Kirklees Council could take action to secure the future of the deteriorating grade II* Huddersfield Infirmary building which is at risk after the possible collapse of plans for the old Kirklees College site.
Council documents have revealed that a £43 million scheme to demolish the vandal-hit college building in Trinity Street, Huddersfield, and replace it with a Lidl supermarket and up to 244 apartments was effectively dead in the water.
The scheme by Trinity One LLP was given planning permission last February subject to developers signing a legal agreement with the council to secure the future of the historic infirmary building and a grade II-listed statue of King Edward VII.
A report to next week’s Strategic Planning Committee says that no agreement has been reached. Councillors are being recommended to refuse the scheme and issue an Urgent Works Notice to preserve the infirmary building from further deterioration.
The report says it advised the developers of “urgent repair works” – including making the roof weathertight and securing and boarding the building – in February but these have not been carried out.
The council is keen to see the old 1970s college buildings demolished but wants to negotiate to ensure the Huddersfield Infirmary building is protected and restored as much as possible. The main building could be offices with apartments in the two wings.
Trinity One LLP, the company behind the scheme, says build costs have “spiralled” over the last 12 months with “market uncertainty” and “reduced bank funding availability” meaning they would have to sell off part of the site to Lidl and the proposed new-build apartments before spending an estimated £400,000 to shore up the infirmary building.
Councillors previously criticised the design of the proposed Lidl store with Clr Nigel Patrick saying it looked like a “large cow shed.”
Trinity One says they have now improved the design and say the scheme will bring wider economic benefits as well as restoring an eyesore site on the edge of the town centre.
Kirklees College shut in 2013 and the site has been a repeated target for vandals and arsonists.
Trinity One says 222 jobs will be created in the construction with 40 jobs at Lidl. More residents in the town centre would also mean more spend in local shops and “Lidl will pay business rates on their property and this income can be re-invested by the council.”
A letter from Trinity One says: “This site presents a major regeneration opportunity for the council with significant benefits.
“Through the regeneration and sustainable development of this site a more vibrant and attractive environment will be created at the western gateway to Huddersfield town centre.
“Along with investments proposed by the council themselves, the schemes could be a catalyst for further inward investment in the town.

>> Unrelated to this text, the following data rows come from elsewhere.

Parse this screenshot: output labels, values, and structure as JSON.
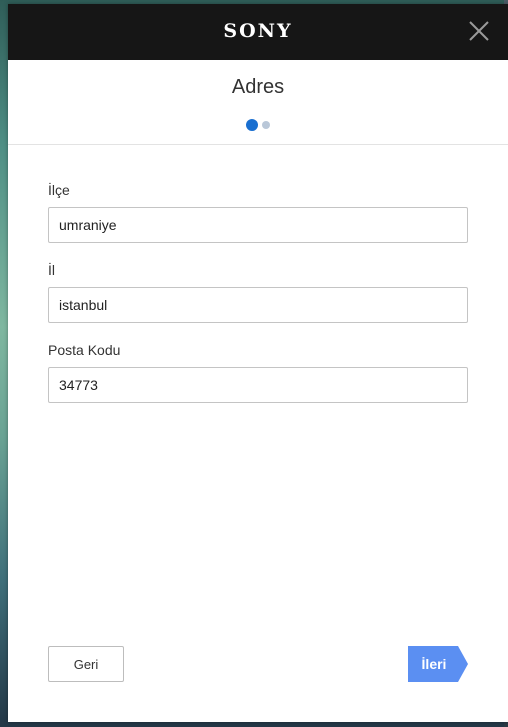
{
  "header": {
    "brand": "SONY",
    "background": "#161616"
  },
  "dialog": {
    "title": "Adres",
    "steps": {
      "total": 2,
      "current": 1
    },
    "accent": "#1a6fd0"
  },
  "form": {
    "district": {
      "label": "İlçe",
      "value": "umraniye"
    },
    "city": {
      "label": "İl",
      "value": "istanbul"
    },
    "postal_code": {
      "label": "Posta Kodu",
      "value": "34773"
    }
  },
  "actions": {
    "back_label": "Geri",
    "next_label": "İleri",
    "next_color": "#5b8ff2"
  },
  "icons": {
    "close": "close-icon"
  }
}
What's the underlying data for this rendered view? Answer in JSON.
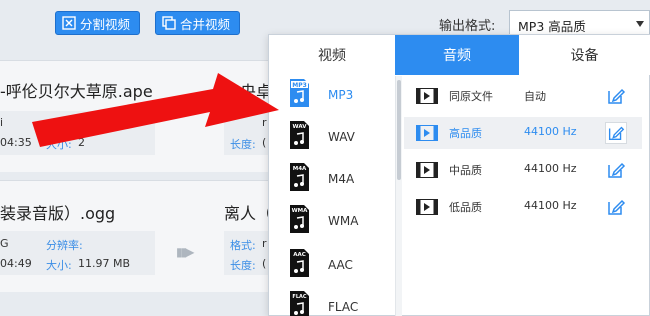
{
  "toolbar": {
    "split_label": "分割视频",
    "merge_label": "合并视频",
    "output_format_label": "输出格式:",
    "output_format_value": "MP3  高品质"
  },
  "files": [
    {
      "title": "-呼伦贝尔大草原.ape",
      "line1_left": "i",
      "line2_left": "04:35",
      "label_res": "分辨率:",
      "label_size": "大小:",
      "size_value": "2",
      "target_title": "降央卓",
      "target_line1": "r",
      "target_label_len": "长度:",
      "target_line2": "("
    },
    {
      "title": "装录音版）.ogg",
      "line1_left": "G",
      "line2_left": "04:49",
      "label_res": "分辨率:",
      "label_size": "大小:",
      "size_value": "11.97 MB",
      "target_title": "离人（",
      "target_label_fmt": "格式:",
      "target_line1": "r",
      "target_label_len": "长度:",
      "target_line2": "("
    }
  ],
  "panel": {
    "tabs": [
      "视频",
      "音频",
      "设备"
    ],
    "active_tab": "音频",
    "formats": [
      {
        "icon_text": "MP3",
        "name": "MP3",
        "selected": true
      },
      {
        "icon_text": "WAV",
        "name": "WAV",
        "selected": false
      },
      {
        "icon_text": "M4A",
        "name": "M4A",
        "selected": false
      },
      {
        "icon_text": "WMA",
        "name": "WMA",
        "selected": false
      },
      {
        "icon_text": "AAC",
        "name": "AAC",
        "selected": false
      },
      {
        "icon_text": "FLAC",
        "name": "FLAC",
        "selected": false
      }
    ],
    "qualities": [
      {
        "name": "同原文件",
        "rate": "自动",
        "selected": false
      },
      {
        "name": "高品质",
        "rate": "44100 Hz",
        "selected": true
      },
      {
        "name": "中品质",
        "rate": "44100 Hz",
        "selected": false
      },
      {
        "name": "低品质",
        "rate": "44100 Hz",
        "selected": false
      }
    ]
  },
  "colors": {
    "accent": "#2d8cf0",
    "arrow": "#ee1111",
    "background": "#e7ebf0"
  }
}
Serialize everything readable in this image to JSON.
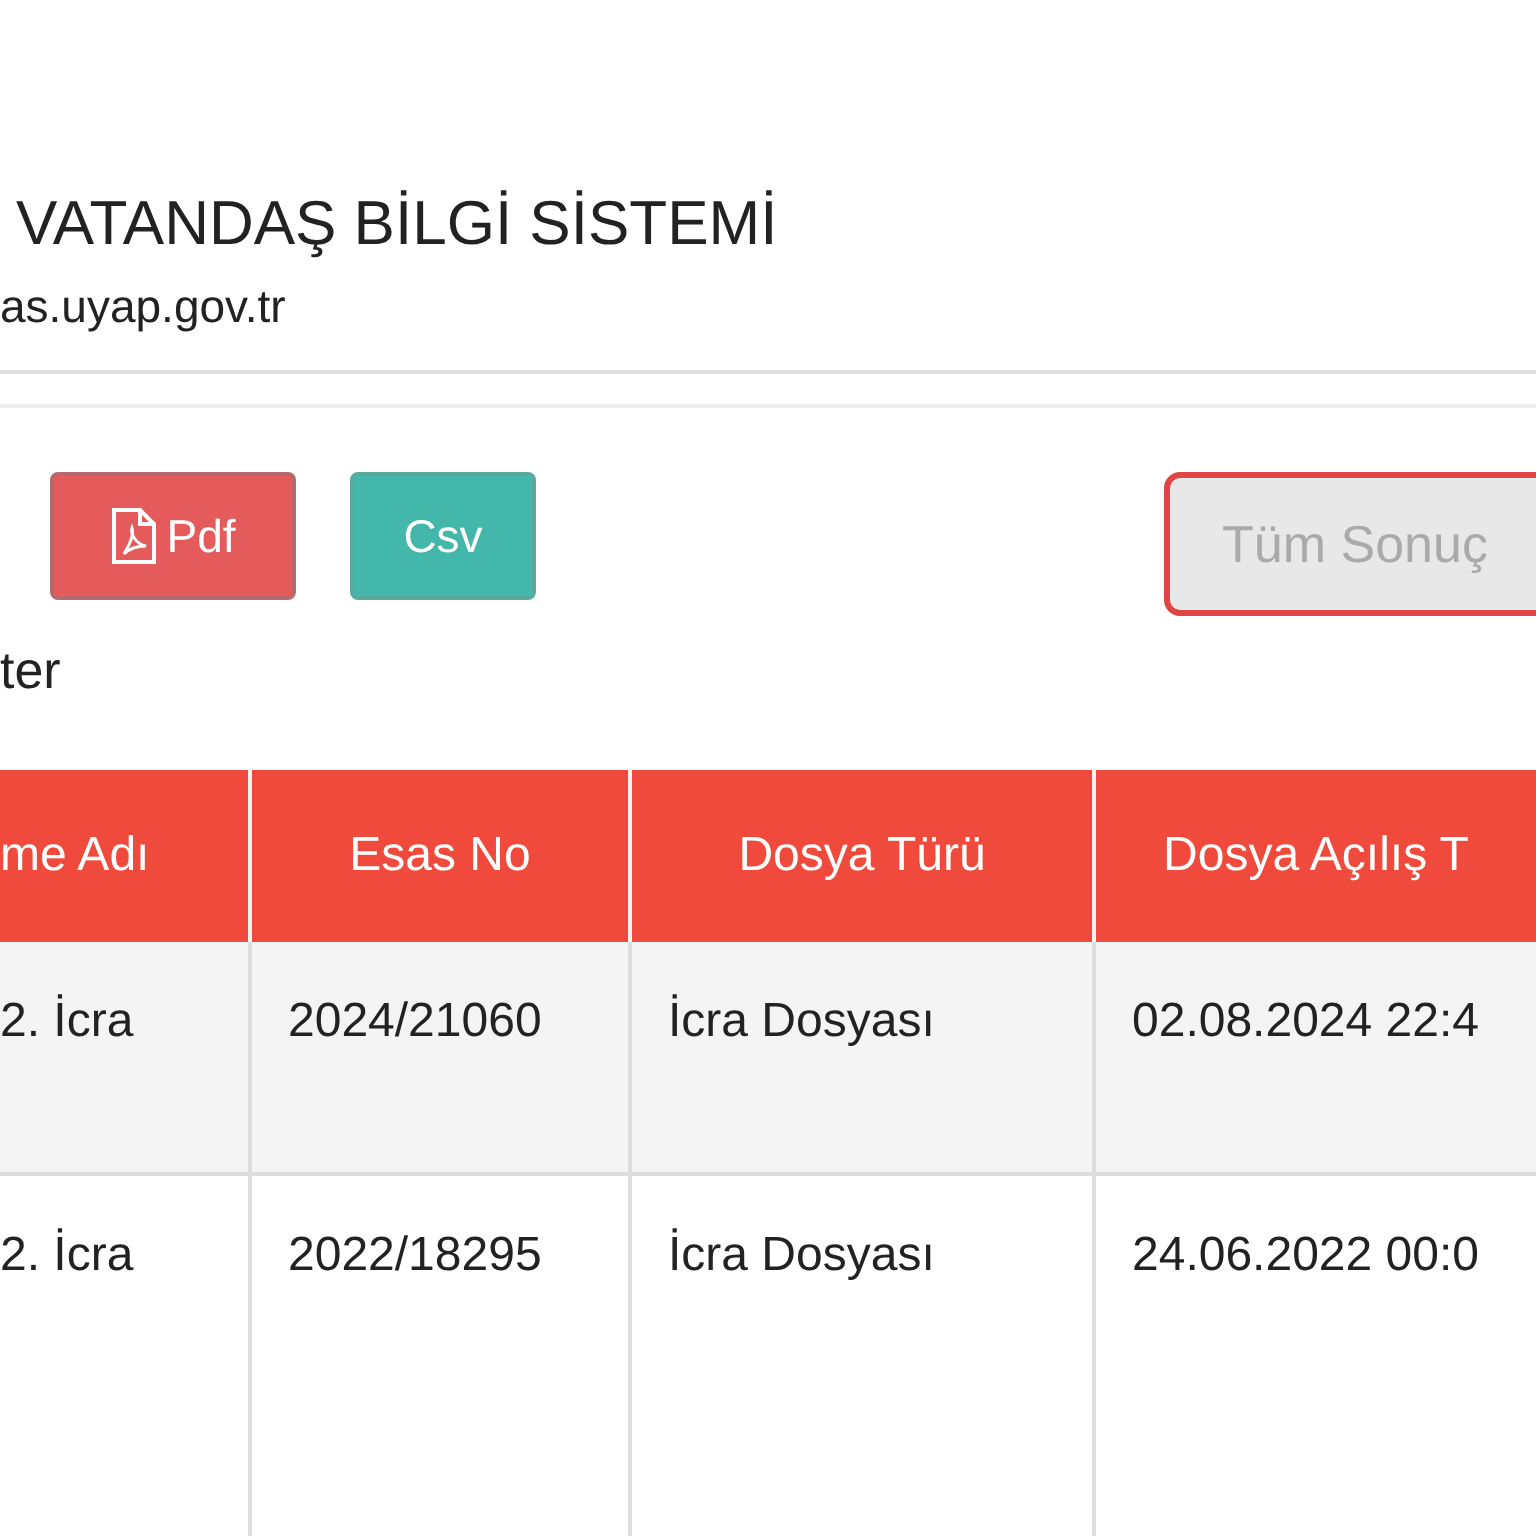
{
  "header": {
    "title": "VATANDAŞ BİLGİ SİSTEMİ",
    "subtitle": "as.uyap.gov.tr"
  },
  "export_buttons": [
    {
      "label": "Pdf",
      "kind": "pdf"
    },
    {
      "label": "Csv",
      "kind": "csv"
    }
  ],
  "search": {
    "placeholder": "Tüm Sonuç"
  },
  "filter_label": "ter",
  "table": {
    "columns": [
      "me Adı",
      "Esas No",
      "Dosya Türü",
      "Dosya Açılış T"
    ],
    "rows": [
      [
        "2. İcra",
        "2024/21060",
        "İcra Dosyası",
        "02.08.2024 22:4"
      ],
      [
        "2. İcra",
        "2022/18295",
        "İcra Dosyası",
        "24.06.2022 00:0"
      ]
    ]
  }
}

“With a consent in November 2021, change could begin as soon as January 2022 sending out renewed and positive messages about the town in the New Year.”
Trinity One said demolition and site clearance works costing £1.65 million could start in January with Lidl on site in the summer.
Planners, however, aren’t convinced and say there are “insufficient public benefits” to outweigh the substantial harm caused to the historic infirmary building.
Councillors will have the final say on Thursday.